Wodan s’était alors accroupi, faisant passer sa main le long de la mousse sur le sol.

« Dans ce désastre, l’herbe et les arbres ont été fauchés par la terre et la boue. On peut dire qu’ils étaient faibles par rapport à la terre. Notre pouvoir, aussi, était petit et insignifiant, » déclara Wodan.

Halbert était resté silencieux.

« Pourtant, regardez. Maintenant, l’herbe recouvre la même terre. L’herbe se renverse facilement, mais elle a une force qui fait plus que compenser cela. Elle a germé quelques jours seulement après la catastrophe et, en quelques mois seulement, la région était couverte de vert. Maintenant qu’environ un an s’est écoulé, de nouveaux arbres ont également commencé à pousser. Il y a une force dans ceux que nous pensons être faibles. Il en va de même pour les gens, » déclara Wodan.

Quand Wodan s’était levé, il s’était tourné vers Halbert.

« Le cœur qui connaît la peur est prudent et opposé à l’insouciance. Le cœur qui veut s’enfuir est minutieux lorsqu’il s’agit d’assurer sa propre sécurité. C’est pourquoi nous disons dans la forêt protégée par Dieu que vous ne devez pas rejeter votre peur, » déclara Wodan.

« Ne pas rejeter sa peur… ? » demanda Halbert.

Était-il important de craindre Fuuga ?

Il est certainement vrai que la prudence est importante.
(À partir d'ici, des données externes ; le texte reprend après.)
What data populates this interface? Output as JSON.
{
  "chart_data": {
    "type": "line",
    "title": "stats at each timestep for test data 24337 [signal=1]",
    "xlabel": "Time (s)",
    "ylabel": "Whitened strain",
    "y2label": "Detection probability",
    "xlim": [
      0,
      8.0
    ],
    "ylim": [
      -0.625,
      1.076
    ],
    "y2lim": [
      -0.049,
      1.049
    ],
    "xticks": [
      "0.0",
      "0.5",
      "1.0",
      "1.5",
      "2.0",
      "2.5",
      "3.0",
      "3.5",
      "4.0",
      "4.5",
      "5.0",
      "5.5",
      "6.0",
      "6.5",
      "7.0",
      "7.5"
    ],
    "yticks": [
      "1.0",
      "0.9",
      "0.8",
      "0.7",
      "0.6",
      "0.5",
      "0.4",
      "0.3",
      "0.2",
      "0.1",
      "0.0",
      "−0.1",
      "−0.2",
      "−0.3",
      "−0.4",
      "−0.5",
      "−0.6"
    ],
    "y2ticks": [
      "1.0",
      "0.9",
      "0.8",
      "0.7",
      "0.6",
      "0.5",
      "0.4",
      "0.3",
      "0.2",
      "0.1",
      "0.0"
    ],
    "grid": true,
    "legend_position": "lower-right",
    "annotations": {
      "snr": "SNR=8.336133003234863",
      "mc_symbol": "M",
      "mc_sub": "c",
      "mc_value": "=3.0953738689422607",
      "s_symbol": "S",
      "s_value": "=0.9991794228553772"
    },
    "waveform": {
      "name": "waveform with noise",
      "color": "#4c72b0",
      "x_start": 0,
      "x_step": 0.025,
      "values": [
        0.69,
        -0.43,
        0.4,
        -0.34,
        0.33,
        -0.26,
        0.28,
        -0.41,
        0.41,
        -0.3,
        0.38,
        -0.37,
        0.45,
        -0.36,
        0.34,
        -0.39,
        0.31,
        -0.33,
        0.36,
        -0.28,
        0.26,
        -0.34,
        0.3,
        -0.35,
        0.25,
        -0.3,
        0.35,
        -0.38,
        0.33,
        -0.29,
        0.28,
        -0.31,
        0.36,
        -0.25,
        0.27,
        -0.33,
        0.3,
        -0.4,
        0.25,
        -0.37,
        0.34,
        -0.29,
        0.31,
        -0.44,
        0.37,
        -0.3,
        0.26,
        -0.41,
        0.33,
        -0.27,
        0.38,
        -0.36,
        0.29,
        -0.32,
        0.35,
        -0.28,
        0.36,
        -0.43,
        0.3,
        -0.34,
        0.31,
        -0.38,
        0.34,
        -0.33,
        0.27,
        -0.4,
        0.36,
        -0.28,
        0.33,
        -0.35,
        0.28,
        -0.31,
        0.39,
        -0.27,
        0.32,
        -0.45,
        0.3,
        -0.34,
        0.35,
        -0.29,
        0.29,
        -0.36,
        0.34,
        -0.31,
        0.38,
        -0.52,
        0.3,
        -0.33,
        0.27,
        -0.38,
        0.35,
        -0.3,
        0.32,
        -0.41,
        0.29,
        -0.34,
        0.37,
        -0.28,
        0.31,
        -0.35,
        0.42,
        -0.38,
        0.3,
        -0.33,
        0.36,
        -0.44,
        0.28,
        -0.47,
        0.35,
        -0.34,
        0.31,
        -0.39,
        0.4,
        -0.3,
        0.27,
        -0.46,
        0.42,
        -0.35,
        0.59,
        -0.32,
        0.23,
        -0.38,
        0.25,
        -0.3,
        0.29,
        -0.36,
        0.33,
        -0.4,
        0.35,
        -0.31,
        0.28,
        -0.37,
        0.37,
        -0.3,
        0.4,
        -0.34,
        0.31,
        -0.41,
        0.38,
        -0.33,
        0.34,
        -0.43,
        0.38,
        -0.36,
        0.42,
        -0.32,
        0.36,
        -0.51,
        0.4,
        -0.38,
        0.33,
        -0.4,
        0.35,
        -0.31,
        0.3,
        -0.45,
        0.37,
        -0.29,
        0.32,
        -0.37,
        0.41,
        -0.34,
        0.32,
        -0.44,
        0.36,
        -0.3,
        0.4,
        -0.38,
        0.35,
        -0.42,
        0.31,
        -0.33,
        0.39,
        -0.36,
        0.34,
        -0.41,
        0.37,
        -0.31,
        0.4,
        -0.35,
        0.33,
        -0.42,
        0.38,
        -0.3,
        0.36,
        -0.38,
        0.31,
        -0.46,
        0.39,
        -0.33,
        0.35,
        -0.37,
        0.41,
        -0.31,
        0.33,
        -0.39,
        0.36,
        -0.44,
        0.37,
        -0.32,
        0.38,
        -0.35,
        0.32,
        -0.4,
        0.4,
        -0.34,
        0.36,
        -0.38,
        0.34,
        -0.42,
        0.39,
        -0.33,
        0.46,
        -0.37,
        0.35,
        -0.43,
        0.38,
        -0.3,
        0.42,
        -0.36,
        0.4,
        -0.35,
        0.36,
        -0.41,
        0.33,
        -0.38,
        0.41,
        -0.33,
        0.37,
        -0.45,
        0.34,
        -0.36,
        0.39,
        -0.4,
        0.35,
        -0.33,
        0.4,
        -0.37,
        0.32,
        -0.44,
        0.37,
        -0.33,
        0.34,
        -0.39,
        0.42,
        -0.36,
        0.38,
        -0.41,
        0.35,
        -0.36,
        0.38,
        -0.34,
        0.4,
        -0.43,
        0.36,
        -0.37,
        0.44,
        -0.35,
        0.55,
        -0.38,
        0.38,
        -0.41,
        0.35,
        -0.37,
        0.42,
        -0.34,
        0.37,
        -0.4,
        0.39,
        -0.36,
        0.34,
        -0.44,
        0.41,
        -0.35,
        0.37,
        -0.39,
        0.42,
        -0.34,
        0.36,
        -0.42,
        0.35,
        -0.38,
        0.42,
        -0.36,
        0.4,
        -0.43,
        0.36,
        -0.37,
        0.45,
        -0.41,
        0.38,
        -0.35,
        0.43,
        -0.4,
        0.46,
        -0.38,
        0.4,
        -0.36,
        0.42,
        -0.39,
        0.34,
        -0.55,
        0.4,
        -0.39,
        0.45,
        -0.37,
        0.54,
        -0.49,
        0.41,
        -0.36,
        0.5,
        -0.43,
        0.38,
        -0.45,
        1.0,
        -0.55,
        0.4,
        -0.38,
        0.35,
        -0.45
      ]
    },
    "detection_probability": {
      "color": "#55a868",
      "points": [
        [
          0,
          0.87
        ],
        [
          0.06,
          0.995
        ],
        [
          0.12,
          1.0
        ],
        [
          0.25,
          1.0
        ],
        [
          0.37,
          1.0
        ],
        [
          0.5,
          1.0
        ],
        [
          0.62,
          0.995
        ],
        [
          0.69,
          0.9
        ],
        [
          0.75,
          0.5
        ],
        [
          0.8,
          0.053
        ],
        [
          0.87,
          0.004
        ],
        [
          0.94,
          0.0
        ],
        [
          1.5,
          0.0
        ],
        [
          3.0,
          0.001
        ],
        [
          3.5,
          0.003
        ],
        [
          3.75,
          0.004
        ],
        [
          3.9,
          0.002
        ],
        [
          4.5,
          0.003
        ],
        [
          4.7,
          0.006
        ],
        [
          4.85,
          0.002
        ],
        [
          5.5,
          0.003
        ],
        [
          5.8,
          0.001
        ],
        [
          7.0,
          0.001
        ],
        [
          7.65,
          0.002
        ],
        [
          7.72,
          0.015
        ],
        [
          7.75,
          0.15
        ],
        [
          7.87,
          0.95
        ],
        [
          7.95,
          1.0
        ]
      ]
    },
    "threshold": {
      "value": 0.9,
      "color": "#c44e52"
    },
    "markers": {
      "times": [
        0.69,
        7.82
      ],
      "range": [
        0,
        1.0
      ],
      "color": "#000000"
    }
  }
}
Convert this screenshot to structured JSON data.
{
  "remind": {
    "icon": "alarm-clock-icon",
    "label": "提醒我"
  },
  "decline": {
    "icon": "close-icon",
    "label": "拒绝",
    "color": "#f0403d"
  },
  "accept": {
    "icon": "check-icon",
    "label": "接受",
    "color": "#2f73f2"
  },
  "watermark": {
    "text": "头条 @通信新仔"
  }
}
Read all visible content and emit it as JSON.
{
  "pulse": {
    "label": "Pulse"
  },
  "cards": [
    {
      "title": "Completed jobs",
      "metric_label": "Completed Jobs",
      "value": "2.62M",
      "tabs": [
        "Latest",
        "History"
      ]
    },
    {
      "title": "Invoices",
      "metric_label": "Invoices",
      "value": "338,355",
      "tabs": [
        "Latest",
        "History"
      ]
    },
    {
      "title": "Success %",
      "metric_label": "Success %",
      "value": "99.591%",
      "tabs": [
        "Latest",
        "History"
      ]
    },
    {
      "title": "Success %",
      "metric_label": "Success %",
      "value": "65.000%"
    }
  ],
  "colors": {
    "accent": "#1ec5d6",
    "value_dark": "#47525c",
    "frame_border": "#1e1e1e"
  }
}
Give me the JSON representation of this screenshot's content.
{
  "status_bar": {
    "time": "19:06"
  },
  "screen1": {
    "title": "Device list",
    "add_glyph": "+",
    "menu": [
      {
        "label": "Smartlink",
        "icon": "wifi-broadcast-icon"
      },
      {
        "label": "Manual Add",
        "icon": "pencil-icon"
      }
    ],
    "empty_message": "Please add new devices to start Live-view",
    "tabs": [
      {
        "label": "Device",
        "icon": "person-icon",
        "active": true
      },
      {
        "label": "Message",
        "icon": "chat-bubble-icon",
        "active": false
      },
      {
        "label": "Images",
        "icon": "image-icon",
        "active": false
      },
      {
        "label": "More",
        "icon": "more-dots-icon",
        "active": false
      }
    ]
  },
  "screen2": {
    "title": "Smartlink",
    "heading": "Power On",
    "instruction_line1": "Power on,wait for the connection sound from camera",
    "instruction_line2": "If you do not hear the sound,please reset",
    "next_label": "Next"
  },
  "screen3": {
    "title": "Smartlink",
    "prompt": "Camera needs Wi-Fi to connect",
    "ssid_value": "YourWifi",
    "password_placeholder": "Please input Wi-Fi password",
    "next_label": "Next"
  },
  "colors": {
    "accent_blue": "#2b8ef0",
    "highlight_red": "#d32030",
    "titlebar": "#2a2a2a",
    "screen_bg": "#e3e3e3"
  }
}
Cela dit, quand je me tiendrai devant Fuuga, serai-je capable de me battre ? Quand je combattrai Fuuga, que je crains, serai-je capable de défendre ce pays, de défendre ma famille ?

Pendant que Halbert y réfléchissait, Wodan gloussa.

« Si vous voulez en savoir plus sur le cœur qui connaît la peur, n’y a-t-il pas quelqu’un près de vous qui serez bien placé pour vous enseigner ? Pourquoi ne pas essayer de le lui demander ? » demanda Wodan.

« Hein ? De qui parlez-vous ? » demanda Halbert.

« Il y en a un, n’est-ce pas ? Celui qui porte la plus grande peur dans ce pays, et celui qui doit aussi agir le plus lâchement. Dans la capitale de Parnam, » déclara Wodan.

Quand il avait dit ça, cela avait frappé de plein fouet Halbert.

C’était vrai, ce type était dans une position où il devait toujours avoir peur de quelque chose. De craindre, de se préparer, et malgré sa faiblesse, de surmonter sa terreur.

Ils étaient censés être amis, donc ce n’était peut-être pas mal d’aller lui parler.

Tandis que Halbert pensait cela, Wodan, pour une raison quelconque, dégaina et prépara son arc.